Come ultimo motivo di censura il ricorrente si è doluto del fatto che la Corte di Bologna gli abbia negato il beneficio dell’attenuante di cui all’art. 62, n. 4, cod. pen., laddove sia il lucro conseguito dall’agente che il danno patito dalla parte offesa per effetto della condotta dei primo dovevano ritenersi di speciale tenuità.
Considerato in diritto
Il ricorso presentato dal B. è inammissibile.
Con riferimento al primo motivo di impugnazione – con il quale in sintesi il ricorrente lamenta il fatto che la Corte di Bologna non abbia applicato alla fattispecie i principi derivanti dalla ben nota sentenza Schwibbert della Corte di giustizia europea, in forza della quale, attesa la sua incompatibilità con le norme eurounitarie, non è possibile sanzionare, relativamente agli episodi anteriori al 21 settembre 2009, ai sensi dell’art. 171-ter della legge n. 633 del 1941, la riproduzione e duplicazione di supporti contenenti audiovisivi sulla sola base della mancanza su di essi della stampiglia riproducente il cosiddetto bollino SIAE (cfr. in tal senso fra le molte: Corte di cassazione, Sezione III penale, 20 gennaio 2012, n. 2376; idem Sezione III penale, 21 giugno 2011, n. 24823) – rileva la Corte la assoluta inconferenza del pur valido principio rispetto al caso di specie.

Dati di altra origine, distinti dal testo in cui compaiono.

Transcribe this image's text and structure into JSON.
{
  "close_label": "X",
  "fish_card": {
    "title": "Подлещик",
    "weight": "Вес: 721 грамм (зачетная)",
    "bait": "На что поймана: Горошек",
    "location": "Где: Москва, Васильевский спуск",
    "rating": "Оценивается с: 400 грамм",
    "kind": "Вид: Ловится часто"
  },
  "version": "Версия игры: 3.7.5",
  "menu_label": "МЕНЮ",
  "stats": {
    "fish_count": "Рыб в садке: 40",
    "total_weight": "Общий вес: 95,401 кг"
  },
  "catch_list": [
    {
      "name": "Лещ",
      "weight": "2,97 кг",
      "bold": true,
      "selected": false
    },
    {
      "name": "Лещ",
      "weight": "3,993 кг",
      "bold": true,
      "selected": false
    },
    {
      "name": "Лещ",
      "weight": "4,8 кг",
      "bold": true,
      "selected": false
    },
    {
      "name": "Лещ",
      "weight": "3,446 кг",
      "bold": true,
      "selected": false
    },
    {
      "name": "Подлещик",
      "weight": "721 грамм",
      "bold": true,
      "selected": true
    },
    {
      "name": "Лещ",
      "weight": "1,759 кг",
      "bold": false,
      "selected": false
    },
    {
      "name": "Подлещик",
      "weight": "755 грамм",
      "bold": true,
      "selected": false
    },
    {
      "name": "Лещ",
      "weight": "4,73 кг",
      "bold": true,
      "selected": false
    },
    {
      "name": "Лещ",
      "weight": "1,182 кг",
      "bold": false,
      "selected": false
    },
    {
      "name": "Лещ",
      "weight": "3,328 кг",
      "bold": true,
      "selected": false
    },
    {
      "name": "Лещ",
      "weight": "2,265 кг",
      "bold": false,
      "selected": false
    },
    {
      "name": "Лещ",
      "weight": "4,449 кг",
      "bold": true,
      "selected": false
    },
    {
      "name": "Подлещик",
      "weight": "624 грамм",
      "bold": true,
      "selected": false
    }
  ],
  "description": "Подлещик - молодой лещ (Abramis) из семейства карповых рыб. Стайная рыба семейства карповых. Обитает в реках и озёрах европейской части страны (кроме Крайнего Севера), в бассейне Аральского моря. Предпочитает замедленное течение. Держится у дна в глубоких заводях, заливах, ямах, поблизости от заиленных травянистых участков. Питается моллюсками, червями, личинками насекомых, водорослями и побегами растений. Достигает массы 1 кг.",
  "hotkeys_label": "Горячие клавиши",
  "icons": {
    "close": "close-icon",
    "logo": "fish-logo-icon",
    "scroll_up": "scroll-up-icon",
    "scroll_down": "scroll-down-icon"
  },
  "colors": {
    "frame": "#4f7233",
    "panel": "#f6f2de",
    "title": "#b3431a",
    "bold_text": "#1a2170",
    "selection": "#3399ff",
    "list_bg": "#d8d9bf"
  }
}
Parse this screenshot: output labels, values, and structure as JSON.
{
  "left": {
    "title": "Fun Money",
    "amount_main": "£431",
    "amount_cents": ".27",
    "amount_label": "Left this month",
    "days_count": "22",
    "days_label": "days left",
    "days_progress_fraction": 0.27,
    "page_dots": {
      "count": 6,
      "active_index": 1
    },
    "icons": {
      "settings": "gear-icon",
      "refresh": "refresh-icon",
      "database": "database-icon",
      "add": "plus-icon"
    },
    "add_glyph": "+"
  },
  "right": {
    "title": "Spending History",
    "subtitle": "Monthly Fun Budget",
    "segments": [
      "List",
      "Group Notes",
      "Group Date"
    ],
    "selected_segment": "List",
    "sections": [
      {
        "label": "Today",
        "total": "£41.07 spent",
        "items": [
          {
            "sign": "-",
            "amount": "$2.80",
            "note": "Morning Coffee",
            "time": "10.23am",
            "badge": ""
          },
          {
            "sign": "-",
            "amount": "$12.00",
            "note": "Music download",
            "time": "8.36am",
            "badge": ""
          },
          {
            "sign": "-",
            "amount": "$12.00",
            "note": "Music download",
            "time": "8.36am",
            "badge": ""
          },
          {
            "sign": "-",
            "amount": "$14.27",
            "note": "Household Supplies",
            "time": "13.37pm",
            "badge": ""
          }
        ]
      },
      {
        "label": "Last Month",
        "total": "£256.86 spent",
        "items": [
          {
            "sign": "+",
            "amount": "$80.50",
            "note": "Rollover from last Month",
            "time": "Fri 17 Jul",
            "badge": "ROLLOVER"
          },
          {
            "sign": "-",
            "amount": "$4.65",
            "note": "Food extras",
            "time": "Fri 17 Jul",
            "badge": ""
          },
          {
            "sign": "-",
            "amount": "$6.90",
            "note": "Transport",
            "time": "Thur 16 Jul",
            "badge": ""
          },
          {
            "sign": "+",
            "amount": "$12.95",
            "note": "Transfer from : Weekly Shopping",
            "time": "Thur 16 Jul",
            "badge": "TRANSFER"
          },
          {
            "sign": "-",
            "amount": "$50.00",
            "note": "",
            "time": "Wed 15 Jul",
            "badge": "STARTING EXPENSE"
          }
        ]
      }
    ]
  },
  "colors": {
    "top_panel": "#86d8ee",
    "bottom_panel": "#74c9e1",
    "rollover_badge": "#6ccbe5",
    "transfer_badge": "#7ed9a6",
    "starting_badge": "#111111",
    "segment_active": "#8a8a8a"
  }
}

Come, infatti, chiarito dalla giurisprudenza di questa Corte il principio secondo il quale in tema di diritto d’autore, relativamente ai reati di detenzione per la vendita di supporti privi del contrassegno Siae, l’inopponibilità nei confronti dei privati dell’obbligo di apposizione del predetto contrassegno quale effetto dalla mancata comunicazione alla Commissione dell’Unione Europea di tale “regola tecnica” in adempimento della direttiva europea 83/179/CE, comporta l’assoluzione del soggetto agente (Corte di cassazione, Sezione III penale, 3 settembre 2008, n. 34553), presuppone che l’obbligo della apposizione del contrassegno, non sia stato introdotto dal legislatore nazionale anteriormente alla data del 31 marzo 1983, coincidente con la data di entrata in vigore della direttiva 83/189/CE, ovvero che, solo se introdotto successivamente, sia stato, in adempimento di detta direttiva, previamente comunicato dallo Stato italiano alla Commissione dell’Unione Europea (Corte di cassazione, Sezione III penale, 29 maggio 2008, n. 21579).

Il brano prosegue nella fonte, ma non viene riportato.